Lower your shields and surrender your ships.
We will add your biological and technological distinctiveness to our own.
Your culture will adapt to service us.
* * *
Yet again, I digress. Time to flip the page on my Demotivators calendar. The picture for November was, I’d wager, taken at the annual Running of the Bulls (Pamplona, Spain). Its caption has become a motto of sorts for K and I.
* * *
But wait, there’s more! Just when I thought Asshat of the Week was a slamdunk….
Sliding in at the last moment, leaving skidmarks on his tighty whities, we have Washington state congressional candidate John Koster. Yet another festering turd of ignorant misogyny conservative politician running on what seems to have become the hottest Republican platform: Life Begins At Rape. This week, in response to questions asked by a liberal activist, Koster said he does not oppose abortion when the life of the mother is in danger, but would oppose it when it involves incest or “the rape thing.”

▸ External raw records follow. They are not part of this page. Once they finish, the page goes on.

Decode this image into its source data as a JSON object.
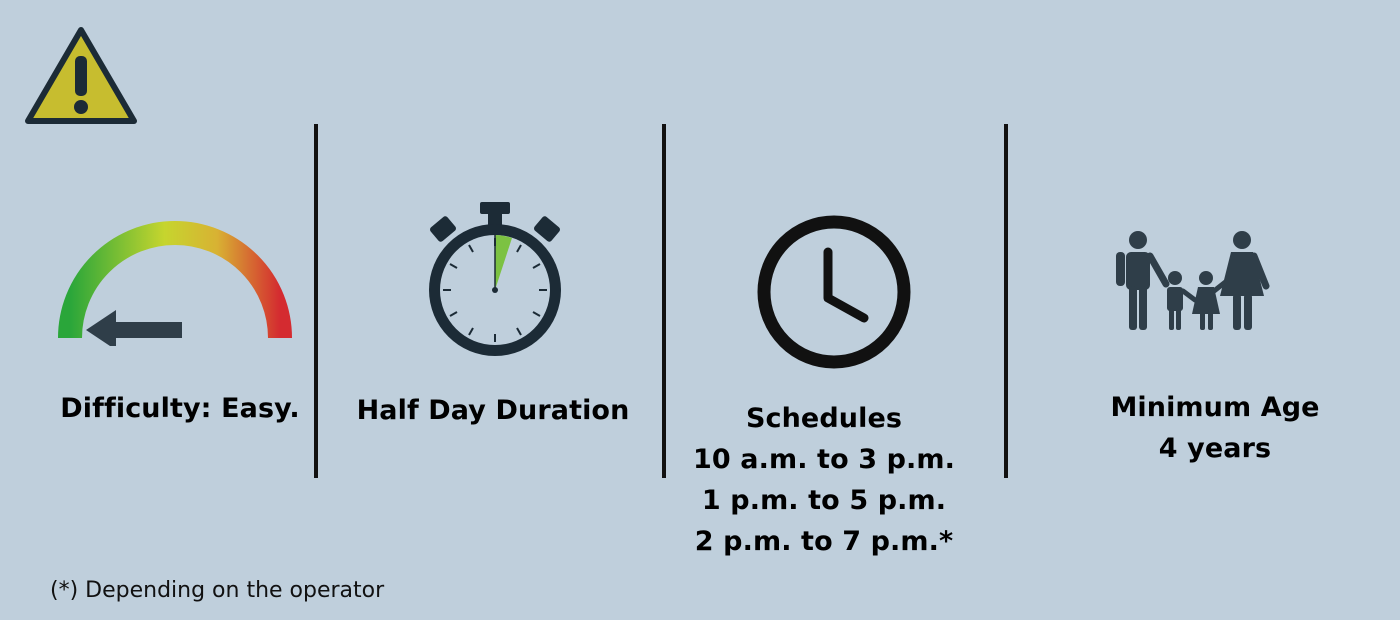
{
  "difficulty": {
    "label": "Difficulty: Easy."
  },
  "duration": {
    "label": "Half Day Duration"
  },
  "schedules": {
    "title": "Schedules",
    "times": [
      "10 a.m. to 3 p.m.",
      "1 p.m. to 5 p.m.",
      "2 p.m. to 7 p.m.*"
    ]
  },
  "minimum_age": {
    "title": "Minimum Age",
    "value": "4 years"
  },
  "footnote": "(*) Depending on the operator",
  "colors": {
    "background": "#bfcfdc",
    "icon_dark": "#1c2b36",
    "warning_yellow": "#c7bd2f",
    "gauge_green": "#2aa63a",
    "gauge_yellow": "#c6d52e",
    "gauge_red": "#d42b30",
    "stopwatch_green": "#7cc242"
  },
  "icons": [
    "warning-icon",
    "difficulty-gauge-icon",
    "stopwatch-icon",
    "clock-icon",
    "family-icon"
  ]
}
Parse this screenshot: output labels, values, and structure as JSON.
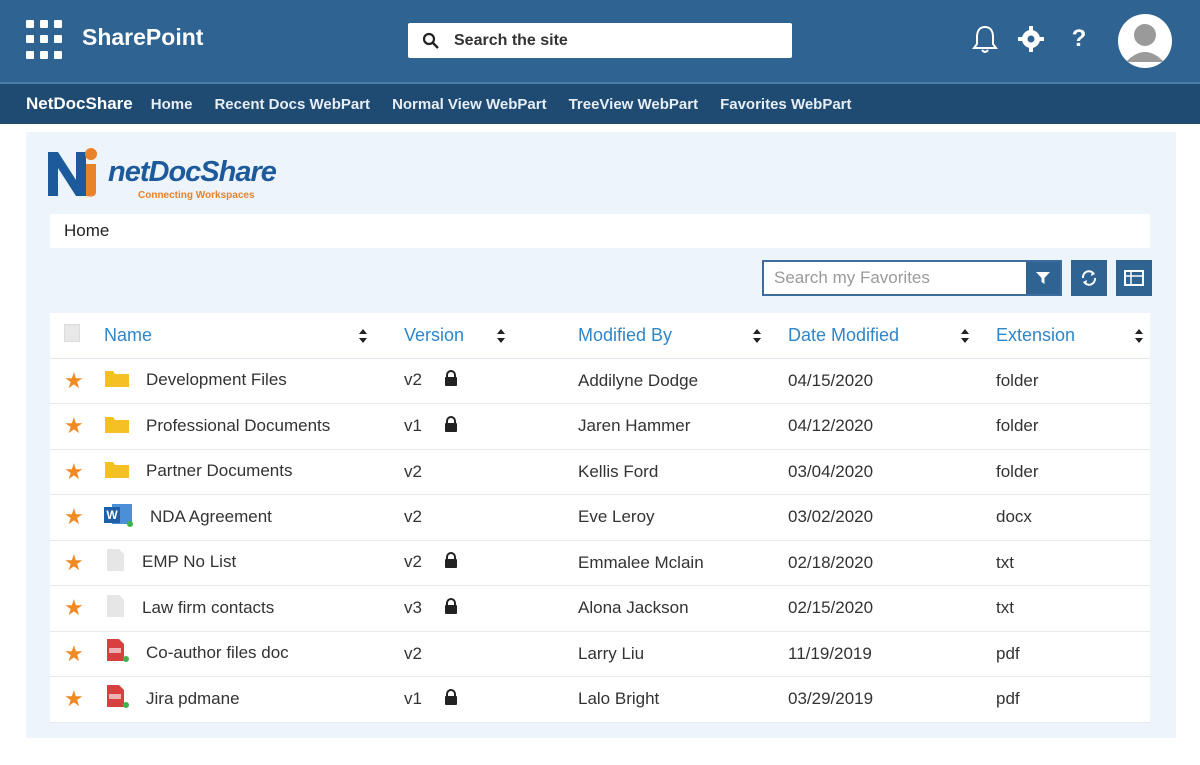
{
  "suitebar": {
    "brand": "SharePoint",
    "search_placeholder": "Search the site",
    "help_label": "?"
  },
  "nav": {
    "site_name": "NetDocShare",
    "links": [
      "Home",
      "Recent Docs WebPart",
      "Normal View WebPart",
      "TreeView WebPart",
      "Favorites WebPart"
    ]
  },
  "logo": {
    "name": "netDocShare",
    "tagline": "Connecting Workspaces"
  },
  "breadcrumb": "Home",
  "favorites": {
    "search_placeholder": "Search my Favorites"
  },
  "table": {
    "headers": {
      "name": "Name",
      "version": "Version",
      "modified_by": "Modified By",
      "date_modified": "Date Modified",
      "extension": "Extension"
    },
    "rows": [
      {
        "name": "Development Files",
        "version": "v2",
        "locked": true,
        "modified_by": "Addilyne Dodge",
        "date": "04/15/2020",
        "ext": "folder",
        "icon": "folder-icon"
      },
      {
        "name": "Professional Documents",
        "version": "v1",
        "locked": true,
        "modified_by": "Jaren Hammer",
        "date": "04/12/2020",
        "ext": "folder",
        "icon": "folder-icon"
      },
      {
        "name": "Partner Documents",
        "version": "v2",
        "locked": false,
        "modified_by": "Kellis Ford",
        "date": "03/04/2020",
        "ext": "folder",
        "icon": "folder-icon"
      },
      {
        "name": "NDA Agreement",
        "version": "v2",
        "locked": false,
        "modified_by": "Eve Leroy",
        "date": "03/02/2020",
        "ext": "docx",
        "icon": "word-icon"
      },
      {
        "name": "EMP No List",
        "version": "v2",
        "locked": true,
        "modified_by": "Emmalee Mclain",
        "date": "02/18/2020",
        "ext": "txt",
        "icon": "text-file-icon"
      },
      {
        "name": "Law firm contacts",
        "version": "v3",
        "locked": true,
        "modified_by": "Alona Jackson",
        "date": "02/15/2020",
        "ext": "txt",
        "icon": "text-file-icon"
      },
      {
        "name": "Co-author files doc",
        "version": "v2",
        "locked": false,
        "modified_by": "Larry Liu",
        "date": "11/19/2019",
        "ext": "pdf",
        "icon": "pdf-icon"
      },
      {
        "name": "Jira pdmane",
        "version": "v1",
        "locked": true,
        "modified_by": "Lalo Bright",
        "date": "03/29/2019",
        "ext": "pdf",
        "icon": "pdf-icon"
      }
    ]
  },
  "colors": {
    "suitebar": "#2f6391",
    "navbar": "#1f4a72",
    "accent": "#2f86c9",
    "star": "#f08a24",
    "panel": "#eef4fb"
  }
}
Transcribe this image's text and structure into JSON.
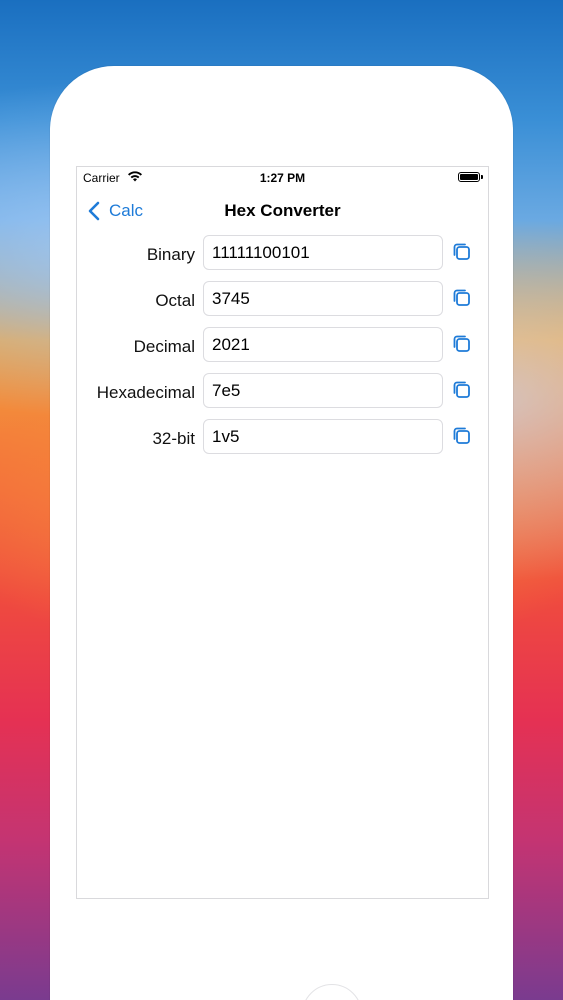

Such astonishing crap-wipery is deserving of…oh, but really. Two Asshats of the Week, in one week? I can’t do that. Instead, a newly-created award, Bite Me, You Horseradish-and-Batshit Crazy Yap Flapper, is conferred on John “the Dickhead Thing” Koster.
* * *
This is too depressing — an Asshat of the Week and a Bite Me, You Horseradish-and-Batshit Crazy Yap Flapper? I haven’t even mentioned the devastation caused by Hurricane Sandy, nor the devastatingly dim-witted pastor who blamed gays for causing the storm. There have been, of course, many good things the past seven days have brought, including encounters with intelligent, decent, witty and kind people, the crisp air and brilliant foliage of autumn, and the simple yet profound pleasure derived from watching your daughter turn a really big pumpkin into a really awesome angler fish jack o’lantern, complete with lure:
* * *
And so the season marches on. I’m sorry if you couldn’t find the right naughty nuclear scientist outfit for Halloween. There’s always next year. And there’s always some celebration going on, somewhere. If you’re anticipating the aftermath of Election Day and looking for levity, you might want to:
– remember This Stupid Day in History, Nov. 2 1960, when a not-so-well-hung British jury determined that Lady Chatterley’s Lover by D.H. Lawrence was not obscene.
– grill a BLT on Nov. 3 to mark the 1718 birthday of John Montague, Earl of Sandwich
– walk like an Egyptian on King Tut Day , Nov. 4
– do whatever is done (turn on the fan, please) on Nov. 5 to mark Panama’s Colon Day
– ditch your GPS, find your way to Nov. 6 and observe Marooned Without a Compass Day
– remember you’ve got until Nov. 7 to celebrate National Fig Week
– smack your favorite Romney supporter knucklehead on Nov. 8 for Dunce Day
– nothing. There is nothing else to do.
Yet another reason to live: next Friday, Nov. 9, is Chaos Never Dies day. Hilarity ensues.
Thanks for stopping by. Au Vendredi!
 Only a history geek would call it, “Independence Day.”
 Store-bought costumes were considered “cheating.”
 I prided myself for my poker face but couldn’t bring myself to pretend I liked candy corn, even if I could have gotten a barf bag load of Milky Way bars from the ruse.
 At the time yet to be invented. Not much of a footnote, is it?
 Not making that up, either. Buffy. Holy mother of fornication.
 If they thought in those acronyms, which they didn’t. My mother would probably think it’s shorthand for, “Where’s the fire?”
 Persecution, torture, death.
 Except, oddly enough Easter, a word found nowhere in the Bible. It comes from the many variants (Eostra, Ester, Eastra, Eastur….) of a Roman deity, goddess of the dawn “Eos” or “Easter,” whose festival was in the Spring.
 This Egyptian deity was queen of the multi-taskers — patron of nature, magic, slaves, sinners, artisans, the oppressed….
 What — mouth breathers running for office in my beloved Pacific Northwest?
 The horseradish is authentic (and kosher). Alas, no bats in our ‘hood. Fresh-from-the-litter contributions (thanks, Nova and/or Crow) are the stunt poo.
 Unless you consider “being boring” an obscenity. Which I so fucking do.